“He is not the Messiah, he is a very naughty boy”. Thus spake Mandy Cohen, mother of Brian, to the ignorant mob besieging her home, rejecting their mindless veneration of her son. Her statement would have been appropriate at many points in history – the world has had no shortage of false messiahs. The human condition demands hope. When collective hope is lost, up pops an improbable saviour promising salvation. Same plot, different protagonists.
Once upon a time they could plug into religion for a narrative (the occasional halo-wearer still raises his angelic head in third world countries as well as American States south of the Mason Dixon Line) but in the cynical, secular modern world despair has to seek new panaceas.
Nowadays, the Hosannas are reserved for General Elections. The Eurozone crisis and its aftermath of German imposed austerity led to hope-inspiring changes of government in, among others, Greece, Ireland, Spain and France (alright – maybe not France). However, after a period of technocratic rule it was left to the Gigolos of Europe to take the Faustian route and threaten to bugger the entire European enterprise.
Having rid themselves in 2011 of an administration that seemed to govern from the loins, the Italians went on to remarkable things under the unelected Mario Monti. Then, just as things were starting to straighten out, the former prime minister awoke from a court-case-induced coma and brought down the Government.
Now, in any normal country the expected result in the ensuing election would have been an outpouring of support for Mr Monti and an AC Milan football kicked up the buttocks of that venerable team’s chairman. But not Italy, a country where they strive to walk on water.
Rather than take the whole thing seriously Italian voters decided, as one man, to kick off their shoes, pass round a communal joint, lie back and inhale their way out of reality. Hallelujah!
The good news was that ex-King Bunga-Bunga did not win. The bad news was that neither did anybody else. A full 25% of eligible voters stayed home to watch Bunga-Bunga-owned television and Bunga-Bunga-owned football, while, among those who voted, 25% went for a Billy Connolly lookalike (but not soundalike) “comedian” with knock-out lines like: “Did you know that the British think a bidet is a bath for a violin?” Duh? The retro any-left-wing- port-in-a-storm Pier Luigi Bersani with 29% scraped only a smidgen more than his nemesis, while Mario Monti, whose only crime was that he had both feet planted firmly on the ground, picked up a pathetic 10%. His job in the new parliament is expected to be holding up the laugh prompt card.

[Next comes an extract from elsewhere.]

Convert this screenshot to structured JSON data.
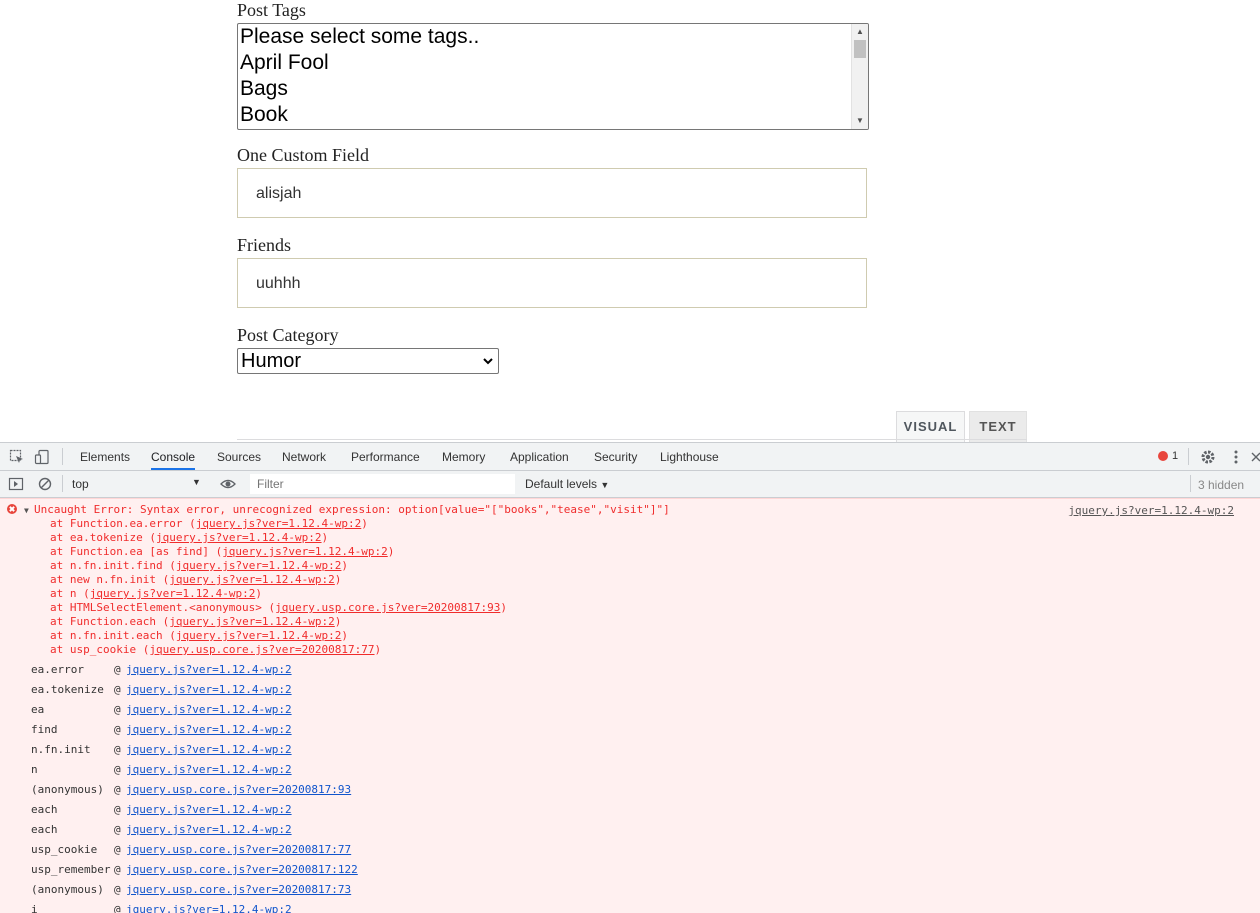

The Italians proved once more what we have known for years. They do not like taxes and damn the consequences. One of the central features of Berlusconi’s campaign was the repeal and refund of the hated IMU tax that Monti imposed on second homes. Ironically, the expected take from that tax is only €4 billion each year. Meanwhile, anybody who managed to control his tears of mirth long enough to read Beppe Grillo’s blog would know that, while he does not object to taxes in principle, he doesn’t like the ones everybody is talking about at the moment – which is populist poppycock (unless that was supposed to be another of his side-splitting jokes).
If truth be told (and, as this is Italy, why the hell should it?) most responsible macro-economists groveling in search of a Nobel Prize today think that the policy of raising taxes in response to the Eurozone crisis is misjudged. On the other hand that does not justify the complete abrogation of responsibility by an entire nation to behave like adults (and not just consenting ones). Italian taxes are extremely high. The problem is not the tax rates but the fact that so many residents do not pay their fair share. Like red lights in Rome (of the traffic variety), taxes are a suggestion rather than an order.

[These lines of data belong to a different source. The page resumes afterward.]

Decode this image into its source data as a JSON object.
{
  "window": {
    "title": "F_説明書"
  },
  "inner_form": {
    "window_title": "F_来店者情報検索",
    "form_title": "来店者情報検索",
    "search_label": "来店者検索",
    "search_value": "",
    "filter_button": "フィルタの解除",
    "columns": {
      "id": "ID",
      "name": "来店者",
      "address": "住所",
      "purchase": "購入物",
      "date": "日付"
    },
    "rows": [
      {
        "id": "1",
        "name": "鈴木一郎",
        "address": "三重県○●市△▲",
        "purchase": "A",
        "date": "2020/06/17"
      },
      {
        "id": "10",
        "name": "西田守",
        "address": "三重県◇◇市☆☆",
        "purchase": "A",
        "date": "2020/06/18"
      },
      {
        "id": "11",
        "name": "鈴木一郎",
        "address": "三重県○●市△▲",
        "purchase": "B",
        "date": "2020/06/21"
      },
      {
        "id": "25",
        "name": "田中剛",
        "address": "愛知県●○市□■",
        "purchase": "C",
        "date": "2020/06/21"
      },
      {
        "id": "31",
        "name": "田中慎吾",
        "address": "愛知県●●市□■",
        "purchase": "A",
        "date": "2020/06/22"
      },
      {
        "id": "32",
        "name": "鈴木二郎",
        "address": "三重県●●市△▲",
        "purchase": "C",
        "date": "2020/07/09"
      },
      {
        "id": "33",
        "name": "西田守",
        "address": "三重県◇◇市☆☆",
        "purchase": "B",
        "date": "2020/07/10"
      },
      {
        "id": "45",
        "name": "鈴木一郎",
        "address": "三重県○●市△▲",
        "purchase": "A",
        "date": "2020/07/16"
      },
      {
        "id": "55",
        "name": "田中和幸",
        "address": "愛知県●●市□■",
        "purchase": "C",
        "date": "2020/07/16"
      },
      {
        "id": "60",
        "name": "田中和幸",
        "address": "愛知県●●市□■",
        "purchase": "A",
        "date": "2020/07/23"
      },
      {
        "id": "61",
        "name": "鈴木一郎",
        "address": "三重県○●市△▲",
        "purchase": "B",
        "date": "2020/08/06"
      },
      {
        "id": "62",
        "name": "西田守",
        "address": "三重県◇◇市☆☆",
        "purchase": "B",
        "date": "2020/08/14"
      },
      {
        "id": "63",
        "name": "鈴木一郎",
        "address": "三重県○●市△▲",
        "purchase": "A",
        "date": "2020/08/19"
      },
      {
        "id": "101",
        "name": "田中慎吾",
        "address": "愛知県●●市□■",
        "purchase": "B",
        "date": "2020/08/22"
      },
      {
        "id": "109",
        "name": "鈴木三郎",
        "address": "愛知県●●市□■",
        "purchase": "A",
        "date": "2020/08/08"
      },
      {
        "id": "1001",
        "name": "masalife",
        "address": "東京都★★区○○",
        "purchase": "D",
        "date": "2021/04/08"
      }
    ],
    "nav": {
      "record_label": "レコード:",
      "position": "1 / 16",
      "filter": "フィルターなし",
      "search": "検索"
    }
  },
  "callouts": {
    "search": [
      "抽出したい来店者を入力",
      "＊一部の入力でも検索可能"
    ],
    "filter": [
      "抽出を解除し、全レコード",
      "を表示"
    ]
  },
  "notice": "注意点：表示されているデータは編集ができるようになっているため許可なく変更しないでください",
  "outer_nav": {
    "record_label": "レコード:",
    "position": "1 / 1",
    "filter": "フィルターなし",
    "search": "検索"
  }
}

Italians rejected Monti, not because he put taxes up but because he came up with clever ideas to catch those not paying them. The Redditometro which, from this month, enables the authorities to estimate what taxpayers should have declared based on databases of expenses and complex formulae, is a particular turn-off for the fun-loving population. And what about those cash-strapped citizens who live in fear of the knock at the door of the family Ferarri.
The Italians would rather just lean back and wait for the Messiah – these days a frumpy, middle-aged lady in Berlin who is going to be placed under steadily more pressure as she faces her own re-election battle later this year.
Of course, Italians and their politicians are not the only ones to make fools of themselves (although nobody can deny that they are exceedingly good at it). The current political and religious goings on in Rome reminded me of a story from the 1960s when George Brown was British Foreign Secretary. To call a spade a spade, it was universally known that Brown had a little problem with drink – he could never get enough of it. At a diplomatic ball he eyed a stunning black lady in a striking purple satin evening gown. Plucking up the courage, he ambled over and asked her to dance. “I cannot dance with you for two reasons’, came the curt reply. “Firstly, I do not dance. And, secondly, I am the Archbishop of Lagos”.
Perhaps, if every time Italians had to elect a government they were locked in a room with murals covering the walls and ceilings and not let out until there was a clear victor, they might take the whole process more seriously. On second thoughts, there is more chance of the coming of the Messiah.